IT’S 10 TIMES – NOT 6 — FOR THE BROWNS

Books have been written about it.

 

It has been discussed in other media forms to the nth degree.

 

Longtime Browns fans know the story inside and out.

 

But in a lot of ways, when it really counts, it gets dismissed. It’s as if it never happened.

 

And oh, it – the Browns’ first four years of existence from 1946-49 in the All-America Football Conference — happened, all right.

 

I bring this up in conjunction with the attention the Cavaliers and Golden State Warriors are getting for playing three straight seasons for the NBA championship, the first time in league history, and just the fourth time in pro sports history, that it has occurred.

 

I saw an accompanying story in which the point was that the Cavs and Warriors both have a ways to go before they can earn a spot on the list of times that a pro sports franchise has played for a league championship in four or more consecutive seasons.

 

It has happened 15 times.
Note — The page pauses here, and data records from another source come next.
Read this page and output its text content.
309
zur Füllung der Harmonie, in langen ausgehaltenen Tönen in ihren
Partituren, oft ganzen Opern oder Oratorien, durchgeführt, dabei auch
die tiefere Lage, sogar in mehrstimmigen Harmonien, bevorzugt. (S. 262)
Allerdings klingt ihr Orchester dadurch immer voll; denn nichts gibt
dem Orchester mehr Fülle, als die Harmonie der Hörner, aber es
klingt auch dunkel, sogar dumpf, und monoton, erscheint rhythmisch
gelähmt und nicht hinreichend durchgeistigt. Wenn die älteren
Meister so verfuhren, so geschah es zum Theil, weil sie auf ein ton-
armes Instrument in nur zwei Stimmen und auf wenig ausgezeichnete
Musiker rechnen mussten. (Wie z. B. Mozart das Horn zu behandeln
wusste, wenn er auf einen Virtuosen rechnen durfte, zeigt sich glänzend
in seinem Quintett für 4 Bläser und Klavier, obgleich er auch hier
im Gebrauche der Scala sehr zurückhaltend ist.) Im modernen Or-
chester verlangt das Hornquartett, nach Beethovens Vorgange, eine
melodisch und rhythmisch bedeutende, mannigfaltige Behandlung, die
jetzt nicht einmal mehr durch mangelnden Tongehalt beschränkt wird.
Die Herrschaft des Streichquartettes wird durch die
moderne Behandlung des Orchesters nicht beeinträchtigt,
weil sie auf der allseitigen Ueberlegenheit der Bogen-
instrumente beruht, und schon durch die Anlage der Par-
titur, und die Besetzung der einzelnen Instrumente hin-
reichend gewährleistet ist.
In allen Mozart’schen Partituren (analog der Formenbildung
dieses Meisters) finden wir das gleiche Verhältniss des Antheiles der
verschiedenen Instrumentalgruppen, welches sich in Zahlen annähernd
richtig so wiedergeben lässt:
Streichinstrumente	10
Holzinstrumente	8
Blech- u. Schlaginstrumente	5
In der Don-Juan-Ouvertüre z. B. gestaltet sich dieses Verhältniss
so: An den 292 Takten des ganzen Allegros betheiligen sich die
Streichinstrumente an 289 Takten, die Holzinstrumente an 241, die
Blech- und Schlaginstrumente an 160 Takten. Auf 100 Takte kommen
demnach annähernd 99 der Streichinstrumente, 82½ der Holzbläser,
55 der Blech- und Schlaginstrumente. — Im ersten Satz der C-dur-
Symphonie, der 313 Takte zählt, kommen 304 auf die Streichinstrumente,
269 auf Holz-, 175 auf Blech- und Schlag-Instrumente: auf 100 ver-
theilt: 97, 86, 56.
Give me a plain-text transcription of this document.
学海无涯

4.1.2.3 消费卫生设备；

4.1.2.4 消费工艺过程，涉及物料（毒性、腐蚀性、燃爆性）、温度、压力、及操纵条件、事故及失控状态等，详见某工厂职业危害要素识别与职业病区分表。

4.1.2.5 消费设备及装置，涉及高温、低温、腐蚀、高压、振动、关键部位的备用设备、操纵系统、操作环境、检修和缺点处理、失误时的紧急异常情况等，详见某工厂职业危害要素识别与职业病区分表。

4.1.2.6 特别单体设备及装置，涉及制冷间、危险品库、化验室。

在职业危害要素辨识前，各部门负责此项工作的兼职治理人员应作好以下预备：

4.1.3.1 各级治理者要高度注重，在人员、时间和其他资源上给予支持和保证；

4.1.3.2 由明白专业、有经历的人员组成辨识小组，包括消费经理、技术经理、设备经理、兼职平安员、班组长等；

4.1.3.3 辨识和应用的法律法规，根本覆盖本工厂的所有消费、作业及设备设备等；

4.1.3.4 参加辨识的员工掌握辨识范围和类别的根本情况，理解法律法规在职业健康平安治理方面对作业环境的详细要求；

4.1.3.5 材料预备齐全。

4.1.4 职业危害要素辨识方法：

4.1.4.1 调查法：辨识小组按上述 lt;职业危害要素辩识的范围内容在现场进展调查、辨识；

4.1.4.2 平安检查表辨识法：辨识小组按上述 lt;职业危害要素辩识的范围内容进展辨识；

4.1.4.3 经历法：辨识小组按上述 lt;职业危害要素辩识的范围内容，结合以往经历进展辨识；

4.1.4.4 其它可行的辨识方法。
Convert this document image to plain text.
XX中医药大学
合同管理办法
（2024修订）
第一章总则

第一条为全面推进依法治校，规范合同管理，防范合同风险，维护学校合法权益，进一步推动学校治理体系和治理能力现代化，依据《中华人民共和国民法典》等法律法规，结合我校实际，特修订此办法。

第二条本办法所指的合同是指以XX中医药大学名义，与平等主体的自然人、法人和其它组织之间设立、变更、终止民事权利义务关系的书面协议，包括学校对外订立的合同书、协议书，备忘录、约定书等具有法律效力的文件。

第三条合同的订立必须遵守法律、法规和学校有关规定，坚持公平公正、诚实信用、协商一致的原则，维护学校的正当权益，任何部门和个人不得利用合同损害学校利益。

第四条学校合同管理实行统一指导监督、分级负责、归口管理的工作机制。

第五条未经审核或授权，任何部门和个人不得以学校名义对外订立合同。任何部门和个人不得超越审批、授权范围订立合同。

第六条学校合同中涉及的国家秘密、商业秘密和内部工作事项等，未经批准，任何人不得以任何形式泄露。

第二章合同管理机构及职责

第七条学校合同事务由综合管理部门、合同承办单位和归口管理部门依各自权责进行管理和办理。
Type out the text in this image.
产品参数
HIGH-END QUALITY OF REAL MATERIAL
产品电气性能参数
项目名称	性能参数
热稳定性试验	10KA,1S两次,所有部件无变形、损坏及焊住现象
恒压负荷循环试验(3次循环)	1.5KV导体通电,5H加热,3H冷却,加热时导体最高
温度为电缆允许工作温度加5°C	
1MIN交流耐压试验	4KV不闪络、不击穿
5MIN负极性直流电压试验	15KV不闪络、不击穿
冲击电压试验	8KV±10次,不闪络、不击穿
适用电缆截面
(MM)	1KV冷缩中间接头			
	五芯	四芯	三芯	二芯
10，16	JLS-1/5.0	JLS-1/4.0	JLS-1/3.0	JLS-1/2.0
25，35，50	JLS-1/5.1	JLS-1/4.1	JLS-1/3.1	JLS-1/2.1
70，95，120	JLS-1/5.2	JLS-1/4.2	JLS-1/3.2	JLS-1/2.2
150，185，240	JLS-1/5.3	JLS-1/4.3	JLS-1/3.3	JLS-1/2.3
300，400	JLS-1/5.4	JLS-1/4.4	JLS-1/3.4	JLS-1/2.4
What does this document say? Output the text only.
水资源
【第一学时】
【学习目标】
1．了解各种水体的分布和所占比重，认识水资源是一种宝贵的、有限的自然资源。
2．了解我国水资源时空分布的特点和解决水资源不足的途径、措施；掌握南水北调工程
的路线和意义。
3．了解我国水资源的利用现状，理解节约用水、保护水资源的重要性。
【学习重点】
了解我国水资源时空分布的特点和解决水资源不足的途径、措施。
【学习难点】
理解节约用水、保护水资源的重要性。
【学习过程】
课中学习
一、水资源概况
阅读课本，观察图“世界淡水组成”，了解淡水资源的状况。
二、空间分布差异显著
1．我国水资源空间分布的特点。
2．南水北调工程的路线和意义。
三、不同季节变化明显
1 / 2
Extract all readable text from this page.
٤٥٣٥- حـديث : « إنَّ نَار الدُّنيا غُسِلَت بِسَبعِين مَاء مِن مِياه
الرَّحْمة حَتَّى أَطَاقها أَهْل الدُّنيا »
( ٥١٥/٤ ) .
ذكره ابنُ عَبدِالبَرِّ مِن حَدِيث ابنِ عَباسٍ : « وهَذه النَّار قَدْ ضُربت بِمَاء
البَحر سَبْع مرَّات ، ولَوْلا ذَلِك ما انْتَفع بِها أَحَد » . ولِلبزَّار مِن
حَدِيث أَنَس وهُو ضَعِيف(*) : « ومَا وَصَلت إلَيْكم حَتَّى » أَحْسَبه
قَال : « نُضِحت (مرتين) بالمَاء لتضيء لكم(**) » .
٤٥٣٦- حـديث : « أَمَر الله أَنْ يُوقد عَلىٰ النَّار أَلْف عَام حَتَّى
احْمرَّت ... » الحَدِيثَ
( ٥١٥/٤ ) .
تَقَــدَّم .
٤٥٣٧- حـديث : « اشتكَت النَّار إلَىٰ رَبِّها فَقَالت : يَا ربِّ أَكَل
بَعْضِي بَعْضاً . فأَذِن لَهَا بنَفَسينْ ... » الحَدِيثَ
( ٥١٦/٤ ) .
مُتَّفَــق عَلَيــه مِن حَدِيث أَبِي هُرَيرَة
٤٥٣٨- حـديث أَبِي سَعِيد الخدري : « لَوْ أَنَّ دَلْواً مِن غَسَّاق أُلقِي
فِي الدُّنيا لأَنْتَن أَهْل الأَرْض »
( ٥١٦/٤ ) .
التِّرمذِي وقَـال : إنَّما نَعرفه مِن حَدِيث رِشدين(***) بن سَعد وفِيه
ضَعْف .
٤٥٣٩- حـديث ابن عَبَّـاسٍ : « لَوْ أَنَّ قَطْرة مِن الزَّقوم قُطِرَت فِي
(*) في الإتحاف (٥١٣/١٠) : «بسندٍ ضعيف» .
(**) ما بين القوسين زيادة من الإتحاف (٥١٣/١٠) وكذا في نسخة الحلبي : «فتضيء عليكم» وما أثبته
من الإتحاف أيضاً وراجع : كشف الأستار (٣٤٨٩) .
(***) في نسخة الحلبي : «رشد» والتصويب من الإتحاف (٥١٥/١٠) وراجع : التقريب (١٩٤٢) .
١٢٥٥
Here are 14 of them:

 

*10 times – Boston Celtics from 1957-66 and Montreal Canadiens from 1951-60.

 

*5 — New York Islanders from 1980-84, Canadiens from 1965-69 and New York Yankees from 1960-64 and 1949-53.

 

*4 – Miami Heat from 2011-14, Yankees from 1998-2001, 1955-58 and 1936-39, Ottawa Senators from 1921-24, Buffalo Bills from 1990-93, Celtics from 1984-87 and Los Angeles Lakers from 1982-85.

 

What franchise am I omitting?

 

The Browns.

 

According to this list, the Browns are third, behind only the Celtics from 1957-68 and the Canadiens from 1951-60, in having played for the league championship six consecutive times from 1950-55, all in the NFL.

 

That’s true, but it doesn’t tell the whole story. In fact, it tells only 40 percent of it.

 

Those aforementioned first four Browns teams from 1946-49 all played in the AAFC Championship Game, winning four crowns. So when you add those four appearances to the six they had in the NFL immediately afterward, the Browns should actually be tied with the Celtics and Canadiens for first place with 10 consecutive seasons of vying for a league title.

 

But a lot of people ignore what the Browns did in the AAFC. Moreover, they ignore everything that every team did in that league because it was not the NFL and thus the AFFC must have been an inferior league.

 

If it was so inferior, though, then why did the Browns, after coming out of the AAFC, go right into the NFL and blow through that league as well? And why do the San Francisco 49ers, another of the three AAFC teams absorbed by the NFL in 1950, still exist today, having been one of the dominant franchises of the modern era with five Super Bowl championships?

 

No one seems to want to answer those questions.